Making her case
Making her case
- February 13, 2015
- In recognition of Black History Month, District Attorney Jackie Lacey ’79 reflects on education, careers
When UC Irvine alumna Jackie Lacey announced that she was running for Los Angeles
County district attorney, many people thought she didn’t stand a chance. In the 150-year
history of the office, there had never been a female or an African American in the
top job. “The fellas,” as Lacey jokingly calls the former district attorneys, “all
looked alike.”
That changed on Dec. 3, 2012, when she was sworn in as the county’s first female and
first African American district attorney after prevailing in the California general
election. Lacey now oversees the nation’s largest prosecutorial office, with about
1,000 deputy district attorneys, 300 investigators and 800 support staff.
She’s come a long way – from a girl growing up in a working-class neighborhood of
LA to chief prosecutor – and UC Irvine played a key role in her transformation.
“This university caused me to become a lawyer,” she says. Lacey returned to her alma
mater shortly after the election to give a talk at the Cross-Cultural Center about
her undergraduate days and to receive UC Irvine’s first Distinguished Professional
in Public Service Award.
She enrolled here as a psychology major in 1975 with the idea of eventually earning
a teaching credential. But a summer job at a local elementary school convinced her
that teaching wasn’t her calling.
“You have to be good with kids in order to spend every day – every day – in a classroom
with 30 of them,” Lacey says.
Unsure of her direction, she took an introductory law course her junior year that
included sitting in on trials at the Santa Ana courthouse.
“I fell into a class that would change the trajectory of my life. There, I discovered
that I loved being in the courtroom,” Lacey says. “For me, it provided so much theater.
… You never knew when a curse word was going to come out of someone’s mouth and cause
you to laugh when you shouldn’t laugh, or when a judge was going to say, ‘Knock it
off,’ or when the litigants would fight.
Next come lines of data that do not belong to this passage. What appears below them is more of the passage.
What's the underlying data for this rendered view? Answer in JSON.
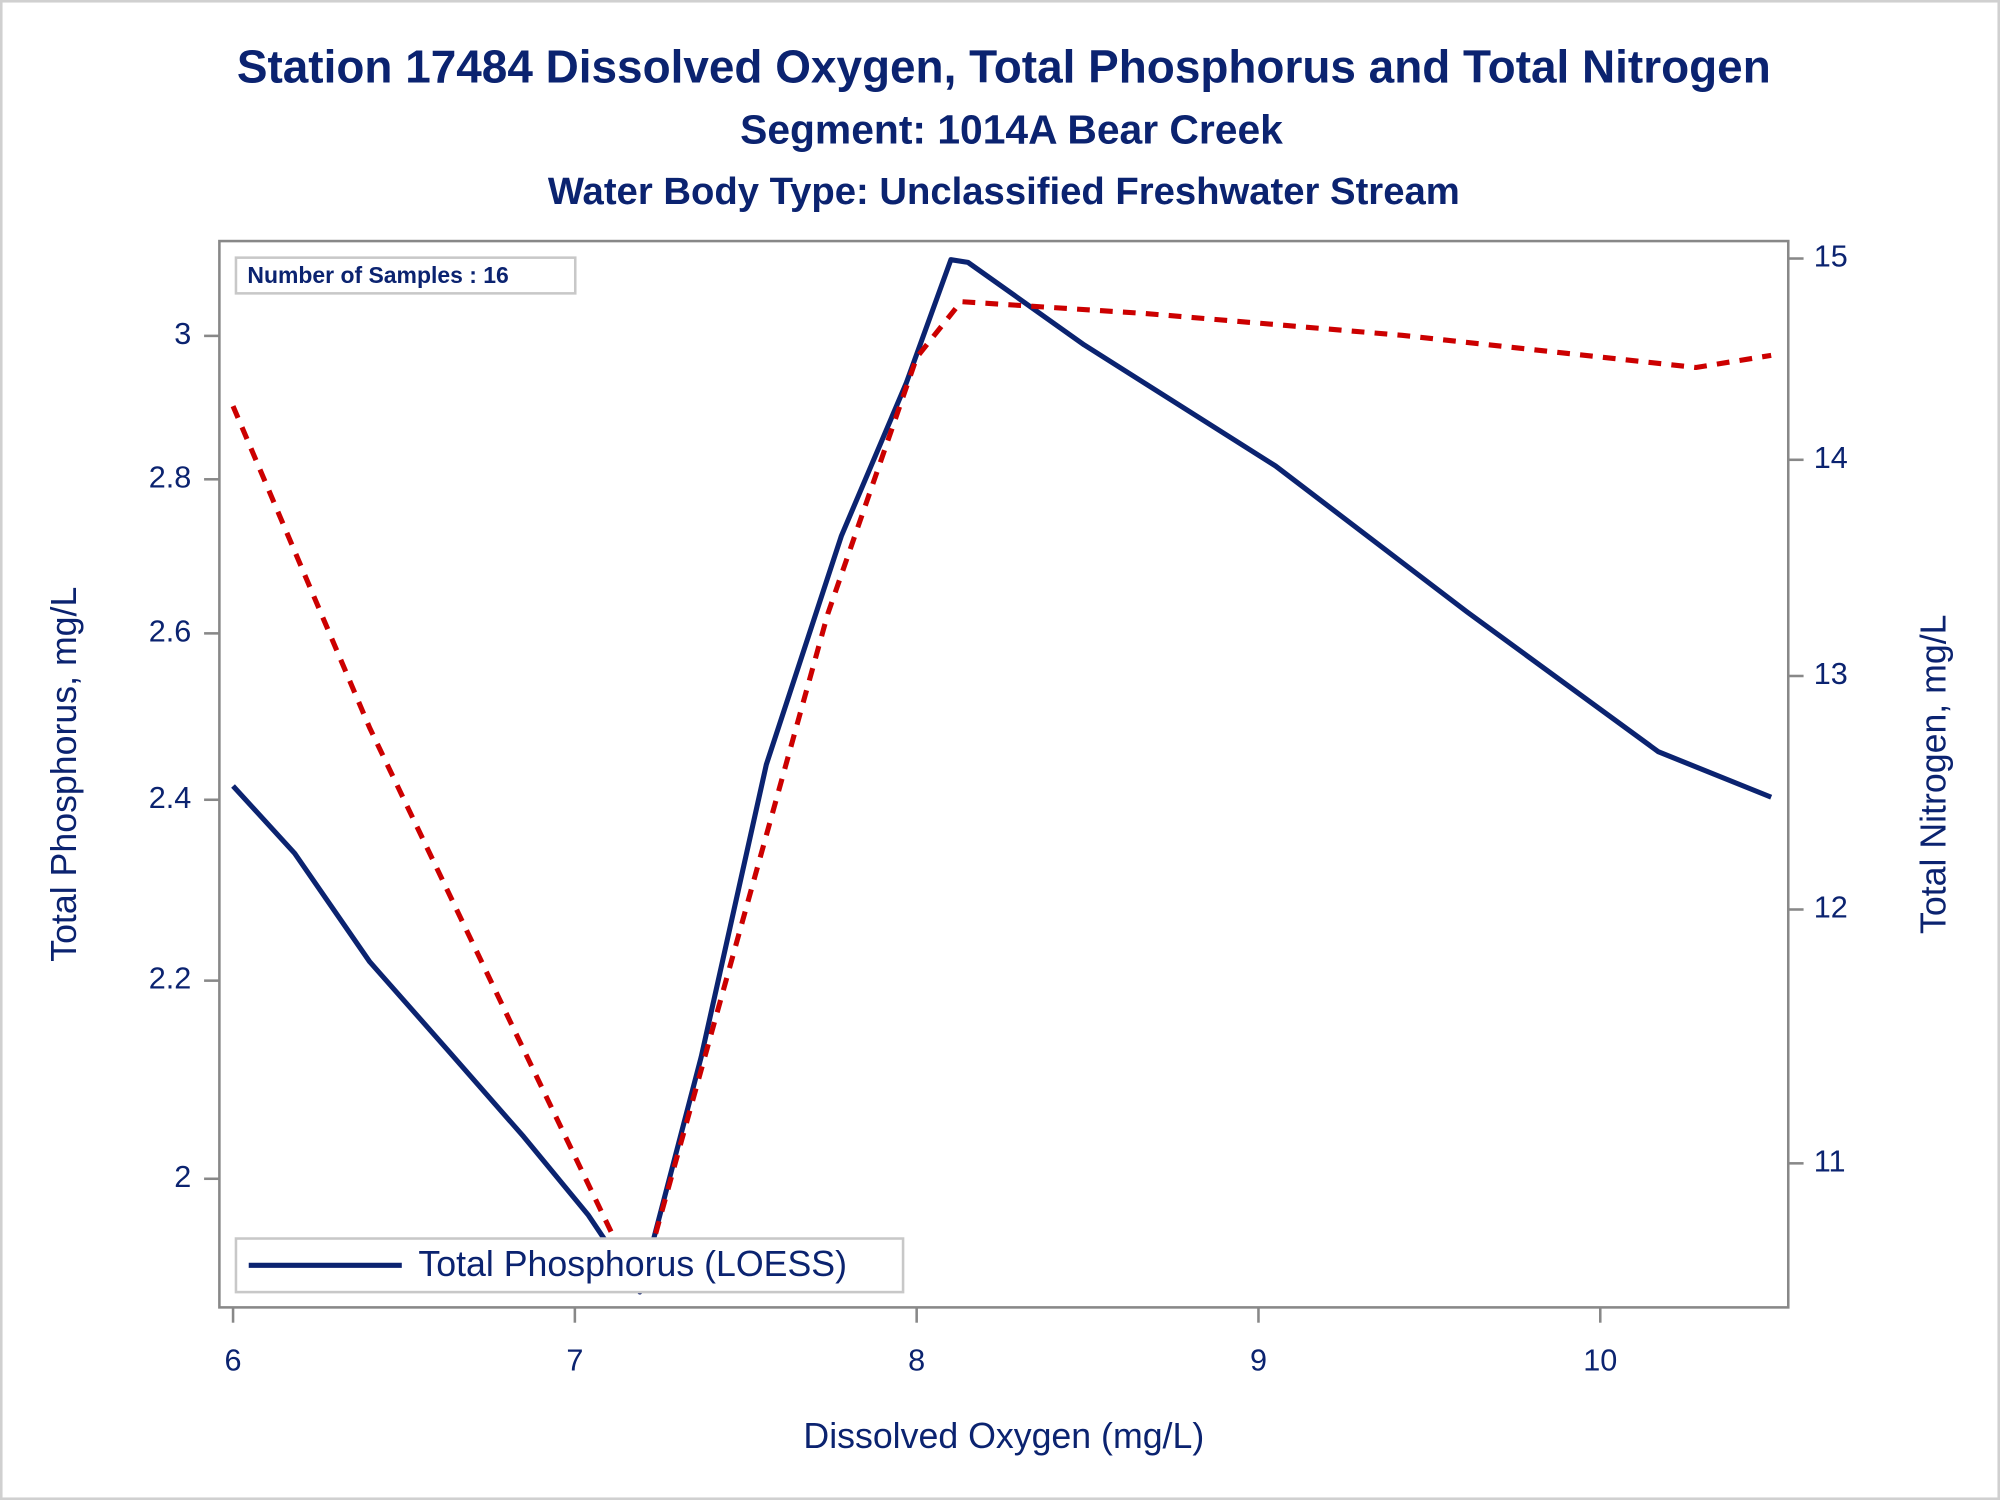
{
  "chart_data": {
    "type": "line",
    "title": "Station 17484  Dissolved Oxygen, Total Phosphorus and Total Nitrogen",
    "subtitle": "Segment: 1014A  Bear Creek",
    "subtitle2": "Water Body Type: Unclassified Freshwater Stream",
    "annotation": "Number of Samples : 16",
    "x_label": "Dissolved Oxygen (mg/L)",
    "y_label": "Total Phosphorus, mg/L",
    "y2_label": "Total Nitrogen, mg/L",
    "xlim": [
      5.96,
      10.55
    ],
    "xticks": [
      6,
      7,
      8,
      9,
      10
    ],
    "ylim": [
      1.88,
      3.14
    ],
    "yticks": [
      2,
      2.2,
      2.4,
      2.6,
      2.8,
      3
    ],
    "y_log": true,
    "y2lim": [
      10.47,
      15.09
    ],
    "y2ticks": [
      11,
      12,
      13,
      14,
      15
    ],
    "y2_log": true,
    "legend": "bottom-left",
    "series": [
      {
        "name": "Total Phosphorus (LOESS)",
        "color": "#0b2370",
        "dash": false,
        "x": [
          6.0,
          6.18,
          6.4,
          6.63,
          6.85,
          7.04,
          7.19,
          7.37,
          7.56,
          7.78,
          7.97,
          8.1,
          8.15,
          8.49,
          9.05,
          9.61,
          10.17,
          10.5
        ],
        "values": [
          2.416,
          2.339,
          2.22,
          2.127,
          2.041,
          1.965,
          1.894,
          2.121,
          2.441,
          2.725,
          2.933,
          3.112,
          3.108,
          2.987,
          2.818,
          2.627,
          2.456,
          2.403
        ]
      },
      {
        "color": "#cc0000",
        "dash": true,
        "axis": "y2",
        "x": [
          6.0,
          6.4,
          6.81,
          7.15,
          7.19,
          7.45,
          7.74,
          8.0,
          8.13,
          8.67,
          9.42,
          10.28,
          10.5
        ],
        "values": [
          14.26,
          12.77,
          11.55,
          10.63,
          10.53,
          11.75,
          13.28,
          14.5,
          14.78,
          14.72,
          14.61,
          14.45,
          14.51
        ]
      }
    ]
  }
}
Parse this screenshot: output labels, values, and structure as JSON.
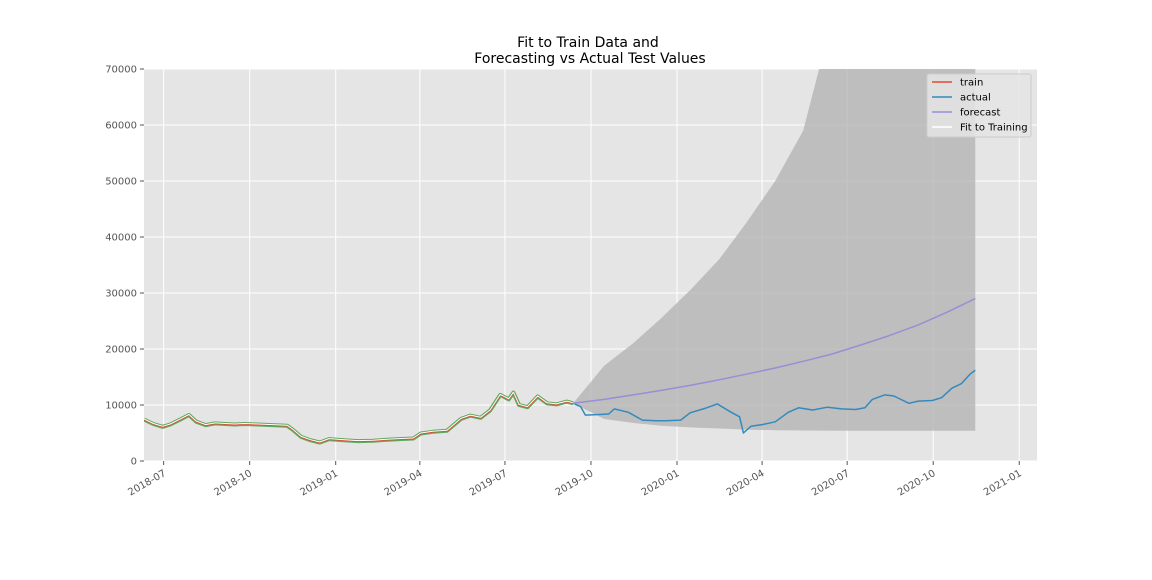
{
  "chart_data": {
    "type": "line",
    "title": "Fit to Train Data and\nForecasting vs Actual Test Values",
    "title_lines": [
      "Fit to Train Data and",
      "Forecasting vs Actual Test Values"
    ],
    "xlabel": "",
    "ylabel": "",
    "xlim": [
      "2018-06-10",
      "2021-01-20"
    ],
    "ylim": [
      0,
      70000
    ],
    "grid": true,
    "legend_position": "top-right",
    "x_ticks": [
      "2018-07",
      "2018-10",
      "2019-01",
      "2019-04",
      "2019-07",
      "2019-10",
      "2020-01",
      "2020-04",
      "2020-07",
      "2020-10",
      "2021-01"
    ],
    "y_ticks": [
      0,
      10000,
      20000,
      30000,
      40000,
      50000,
      60000,
      70000
    ],
    "legend": [
      "train",
      "actual",
      "forecast",
      "Fit to Training"
    ],
    "colors": {
      "train": "#e24a33",
      "actual": "#348abd",
      "forecast": "#988ed5",
      "fit": "#ffffff",
      "fit_shadow": "#5fa85f",
      "confidence": "#b0b0b0",
      "plot_bg": "#e5e5e5",
      "grid": "#ffffff"
    },
    "series": [
      {
        "name": "train",
        "x": [
          "2018-06-10",
          "2018-06-20",
          "2018-06-30",
          "2018-07-08",
          "2018-07-20",
          "2018-07-28",
          "2018-08-05",
          "2018-08-15",
          "2018-08-25",
          "2018-09-05",
          "2018-09-15",
          "2018-09-25",
          "2018-10-10",
          "2018-10-25",
          "2018-11-10",
          "2018-11-16",
          "2018-11-25",
          "2018-12-05",
          "2018-12-15",
          "2018-12-25",
          "2019-01-10",
          "2019-01-25",
          "2019-02-10",
          "2019-02-25",
          "2019-03-10",
          "2019-03-25",
          "2019-04-02",
          "2019-04-15",
          "2019-04-30",
          "2019-05-15",
          "2019-05-25",
          "2019-06-05",
          "2019-06-15",
          "2019-06-26",
          "2019-07-05",
          "2019-07-10",
          "2019-07-16",
          "2019-07-25",
          "2019-08-05",
          "2019-08-15",
          "2019-08-25",
          "2019-09-05",
          "2019-09-12"
        ],
        "y": [
          7400,
          6600,
          6100,
          6500,
          7500,
          8200,
          7000,
          6400,
          6700,
          6600,
          6500,
          6600,
          6500,
          6400,
          6300,
          5600,
          4300,
          3700,
          3300,
          3900,
          3700,
          3550,
          3600,
          3800,
          3900,
          4000,
          4900,
          5200,
          5400,
          7500,
          8100,
          7700,
          9000,
          11800,
          11000,
          12200,
          10000,
          9600,
          11500,
          10300,
          10100,
          10600,
          10300
        ]
      },
      {
        "name": "actual",
        "x": [
          "2019-09-12",
          "2019-09-20",
          "2019-09-25",
          "2019-10-10",
          "2019-10-20",
          "2019-10-26",
          "2019-11-10",
          "2019-11-25",
          "2019-12-10",
          "2019-12-20",
          "2020-01-05",
          "2020-01-15",
          "2020-01-31",
          "2020-02-13",
          "2020-02-28",
          "2020-03-08",
          "2020-03-12",
          "2020-03-20",
          "2020-04-01",
          "2020-04-15",
          "2020-04-29",
          "2020-05-10",
          "2020-05-25",
          "2020-06-10",
          "2020-06-25",
          "2020-07-10",
          "2020-07-20",
          "2020-07-28",
          "2020-08-10",
          "2020-08-20",
          "2020-09-05",
          "2020-09-15",
          "2020-09-30",
          "2020-10-10",
          "2020-10-21",
          "2020-10-31",
          "2020-11-10",
          "2020-11-15"
        ],
        "y": [
          10300,
          9700,
          8200,
          8300,
          8400,
          9300,
          8700,
          7300,
          7200,
          7200,
          7300,
          8600,
          9400,
          10200,
          8700,
          7900,
          5000,
          6200,
          6500,
          7000,
          8700,
          9500,
          9100,
          9600,
          9300,
          9200,
          9500,
          11000,
          11800,
          11600,
          10300,
          10700,
          10800,
          11300,
          13000,
          13800,
          15600,
          16200
        ]
      },
      {
        "name": "forecast",
        "x": [
          "2019-09-12",
          "2019-10-15",
          "2019-11-15",
          "2019-12-15",
          "2020-01-15",
          "2020-02-15",
          "2020-03-15",
          "2020-04-15",
          "2020-05-15",
          "2020-06-15",
          "2020-07-15",
          "2020-08-15",
          "2020-09-15",
          "2020-10-15",
          "2020-11-15"
        ],
        "y": [
          10300,
          11000,
          11800,
          12600,
          13500,
          14500,
          15500,
          16600,
          17800,
          19100,
          20700,
          22400,
          24300,
          26500,
          29000
        ]
      },
      {
        "name": "Fit to Training",
        "x": [
          "2018-06-10",
          "2018-06-20",
          "2018-06-30",
          "2018-07-08",
          "2018-07-20",
          "2018-07-28",
          "2018-08-05",
          "2018-08-15",
          "2018-08-25",
          "2018-09-05",
          "2018-09-15",
          "2018-09-25",
          "2018-10-10",
          "2018-10-25",
          "2018-11-10",
          "2018-11-16",
          "2018-11-25",
          "2018-12-05",
          "2018-12-15",
          "2018-12-25",
          "2019-01-10",
          "2019-01-25",
          "2019-02-10",
          "2019-02-25",
          "2019-03-10",
          "2019-03-25",
          "2019-04-02",
          "2019-04-15",
          "2019-04-30",
          "2019-05-15",
          "2019-05-25",
          "2019-06-05",
          "2019-06-15",
          "2019-06-26",
          "2019-07-05",
          "2019-07-10",
          "2019-07-16",
          "2019-07-25",
          "2019-08-05",
          "2019-08-15",
          "2019-08-25",
          "2019-09-05",
          "2019-09-12"
        ],
        "y": [
          7500,
          6700,
          6200,
          6600,
          7600,
          8300,
          7100,
          6500,
          6800,
          6700,
          6600,
          6700,
          6600,
          6500,
          6400,
          5700,
          4400,
          3800,
          3400,
          4000,
          3800,
          3650,
          3700,
          3900,
          4000,
          4100,
          5000,
          5300,
          5500,
          7600,
          8200,
          7800,
          9100,
          11900,
          11100,
          12300,
          10100,
          9700,
          11600,
          10400,
          10200,
          10700,
          10400
        ]
      }
    ],
    "confidence_interval": {
      "x": [
        "2019-09-12",
        "2019-10-15",
        "2019-11-15",
        "2019-12-15",
        "2020-01-15",
        "2020-02-15",
        "2020-03-15",
        "2020-04-15",
        "2020-05-15",
        "2020-06-01",
        "2020-07-15",
        "2020-08-15",
        "2020-09-15",
        "2020-10-15",
        "2020-11-15"
      ],
      "lower": [
        10300,
        7500,
        6800,
        6300,
        6000,
        5800,
        5600,
        5500,
        5450,
        5420,
        5400,
        5400,
        5400,
        5400,
        5400
      ],
      "upper": [
        10300,
        17000,
        21000,
        25500,
        30500,
        36000,
        42500,
        50000,
        59000,
        70000,
        85000,
        100000,
        120000,
        145000,
        170000
      ]
    }
  }
}
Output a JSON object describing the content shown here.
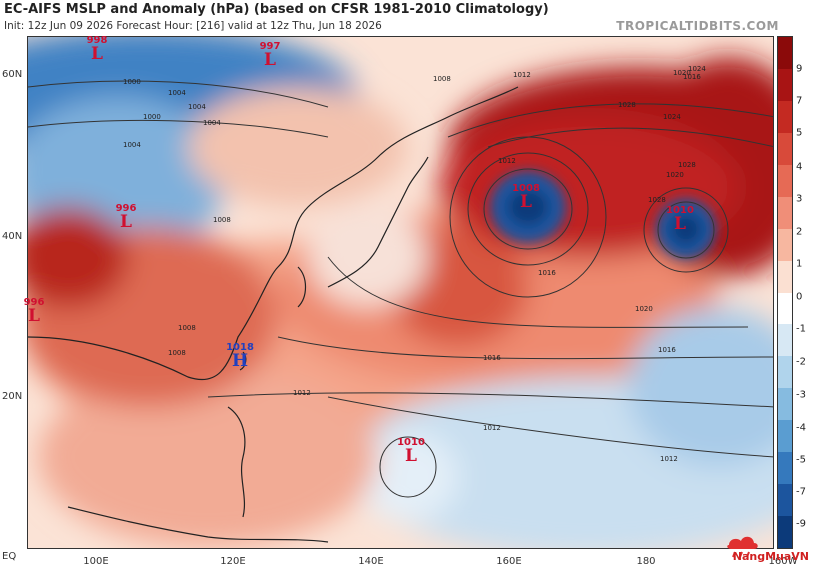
{
  "header": {
    "title": "EC-AIFS MSLP and Anomaly (hPa) (based on CFSR 1981-2010 Climatology)",
    "subtitle": "Init: 12z Jun 09 2026   Forecast Hour: [216]   valid at 12z Thu, Jun 18 2026",
    "site": "TROPICALTIDBITS.COM"
  },
  "axes": {
    "lat_labels": [
      "60N",
      "40N",
      "20N",
      "EQ"
    ],
    "lon_labels": [
      "100E",
      "120E",
      "140E",
      "160E",
      "180",
      "160W"
    ]
  },
  "colorbar": {
    "labels": [
      "9",
      "7",
      "5",
      "4",
      "3",
      "2",
      "1",
      "0",
      "-1",
      "-2",
      "-3",
      "-4",
      "-5",
      "-7",
      "-9"
    ],
    "colors": [
      "#8b0a0a",
      "#a81414",
      "#c42a22",
      "#d84a3a",
      "#e66a55",
      "#f08e78",
      "#f7b7a0",
      "#fbe0d2",
      "#ffffff",
      "#d7e8f4",
      "#b0d4ec",
      "#86bbe0",
      "#5a9dd1",
      "#3579bd",
      "#1c559e",
      "#0c3a7a"
    ]
  },
  "pressure_systems": [
    {
      "value": "998",
      "type": "L",
      "color": "red"
    },
    {
      "value": "997",
      "type": "L",
      "color": "red"
    },
    {
      "value": "996",
      "type": "L",
      "color": "red"
    },
    {
      "value": "996",
      "type": "L",
      "color": "red"
    },
    {
      "value": "1008",
      "type": "L",
      "color": "red"
    },
    {
      "value": "1010",
      "type": "L",
      "color": "red"
    },
    {
      "value": "1010",
      "type": "L",
      "color": "red"
    },
    {
      "value": "1018",
      "type": "H",
      "color": "blue"
    }
  ],
  "isobar_labels": [
    "1000",
    "1000",
    "1004",
    "1004",
    "1004",
    "1008",
    "1008",
    "1008",
    "1008",
    "1012",
    "1012",
    "1012",
    "1012",
    "1012",
    "1016",
    "1016",
    "1016",
    "1016",
    "1020",
    "1020",
    "1020",
    "1024",
    "1024",
    "1028",
    "1028",
    "1028",
    "1004"
  ],
  "watermark": "NangMuaVN"
}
I liked that edge of never knowing what was
going to happen.”
She also was inspired by one of the class’s guest lecturers, an African American lawyer
named Irma Brown, now a Los Angeles Superior Court judge.
“It was something about that woman’s mannerisms, the passion she had in her voice,
the way she looked, the fact that she had come from a background that I had come from,
that made me say, ‘I could be like her. I could do that,’” she says.
Lacey was the first in her family to go to college. Her parents both fled discrimination
in the South in the 1950s and found jobs in Los Angeles, where they met. Her mother,
Addie Phillips, worked in a garment factory, and her father, Louis Phillips (now deceased),
worked for the city, cleaning vacant lots.
When Lacey told her parents she wanted to be a lawyer, they were thrilled. The change
in career choices proved a turning point.
“Like everything in my life, I judge whether I’m making the right decision … by whether
or not the doors are opening up,” she says. “If they are, it’s probably the right
path.”
Lacey hopes her historic victory will encourage other minorities and women to pursue
careers in law enforcement. Her message to the UC Irvine students – many of them young
African Americans – who turned out for her recent talk:
“Whatever your dreams are, whatever your purpose in life, whatever your calling …
step out in faith and go forward. Stop waiting. Something that seems at first to be
impossible may merely be difficult. Do not be afraid of the difficult. Keep going.”